Although there are disparities in the wealth of the grave goods, there seems to be no special marker for the chief. This deficit does not exclude the possibility of a chief. In the later kurgans, one finds that the kurgan is exclusively reserved for a chief and his retinue., with ordinary people excluded.

This development suggests a growing disparity of wealth, which in turn implies a growth in the wealth of the whole community and an increase in population. The explosion of the kurgan culture out of its western steppe homeland must be associated with an expansion of population. The causes of this success and expansion remain obscure.

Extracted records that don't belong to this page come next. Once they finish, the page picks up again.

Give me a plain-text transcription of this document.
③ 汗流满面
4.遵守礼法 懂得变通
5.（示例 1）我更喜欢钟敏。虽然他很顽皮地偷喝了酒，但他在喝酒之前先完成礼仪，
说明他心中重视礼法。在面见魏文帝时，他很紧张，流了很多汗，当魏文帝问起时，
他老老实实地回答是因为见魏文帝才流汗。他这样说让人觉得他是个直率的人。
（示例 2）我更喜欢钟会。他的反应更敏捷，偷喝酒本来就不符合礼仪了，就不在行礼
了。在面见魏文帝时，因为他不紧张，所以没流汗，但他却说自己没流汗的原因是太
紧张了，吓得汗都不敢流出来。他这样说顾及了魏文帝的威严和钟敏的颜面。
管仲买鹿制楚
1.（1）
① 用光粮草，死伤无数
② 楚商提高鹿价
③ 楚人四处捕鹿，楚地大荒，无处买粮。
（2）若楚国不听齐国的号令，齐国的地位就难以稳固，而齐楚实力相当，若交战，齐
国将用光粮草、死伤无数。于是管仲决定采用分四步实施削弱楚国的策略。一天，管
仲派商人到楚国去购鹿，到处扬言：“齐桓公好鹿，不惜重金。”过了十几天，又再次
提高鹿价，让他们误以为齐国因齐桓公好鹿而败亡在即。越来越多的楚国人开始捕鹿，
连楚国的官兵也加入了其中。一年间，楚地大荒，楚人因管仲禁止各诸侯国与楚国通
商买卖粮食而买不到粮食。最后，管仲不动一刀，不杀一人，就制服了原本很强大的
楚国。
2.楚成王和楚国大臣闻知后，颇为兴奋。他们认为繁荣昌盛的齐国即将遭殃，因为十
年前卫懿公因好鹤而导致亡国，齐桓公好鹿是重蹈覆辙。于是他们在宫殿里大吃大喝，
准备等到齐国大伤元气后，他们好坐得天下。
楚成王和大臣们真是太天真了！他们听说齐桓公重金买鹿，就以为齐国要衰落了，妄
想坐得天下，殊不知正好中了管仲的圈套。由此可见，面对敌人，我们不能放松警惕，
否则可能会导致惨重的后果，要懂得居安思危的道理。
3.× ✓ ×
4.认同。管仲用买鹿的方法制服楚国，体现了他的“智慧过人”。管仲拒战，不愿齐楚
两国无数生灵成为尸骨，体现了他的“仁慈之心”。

We do know that metal was available both in the Caucasus and in the southern Urals. The Khvalynsk graves included metal rings and spiral metal rings. However, there is no indication of any use beyond ornamental. The quality of stone weapons and implements reaches a high point. The Krivoluchie grave, which Gimbutas viewed as that of a chief, contained a long flint dagger and tanged arrowheads, all carefully retouched on both faces. In addition is a porphyry axe-head with lugs and a haft hole. These artifacts are of types that not too long after appeared in metal.

There is also plenty of evidence of personal jewelry: beads of shell, stone and animal teeth, bracelets of stone or bone, pendants of boar tusk. The animals whose teeth came to decorate the putative Indo-Europeans are boar, bear, wolf, deer and others. Some of these teeth must have been difficult to acquire, a labor perhaps that led to a value being placed upon them. Whether they were money is not known.

The hard goods leave no record of any great richness. There is some evidence that wealth may have consisted of perishable goods. A recent study of the surface of the pottery (also of many cultures), which recorded contact with perishable material while the clay was wet, indicates contact with cords and embroidered woven cloth, which the investigators suggest were used to decorate the pot.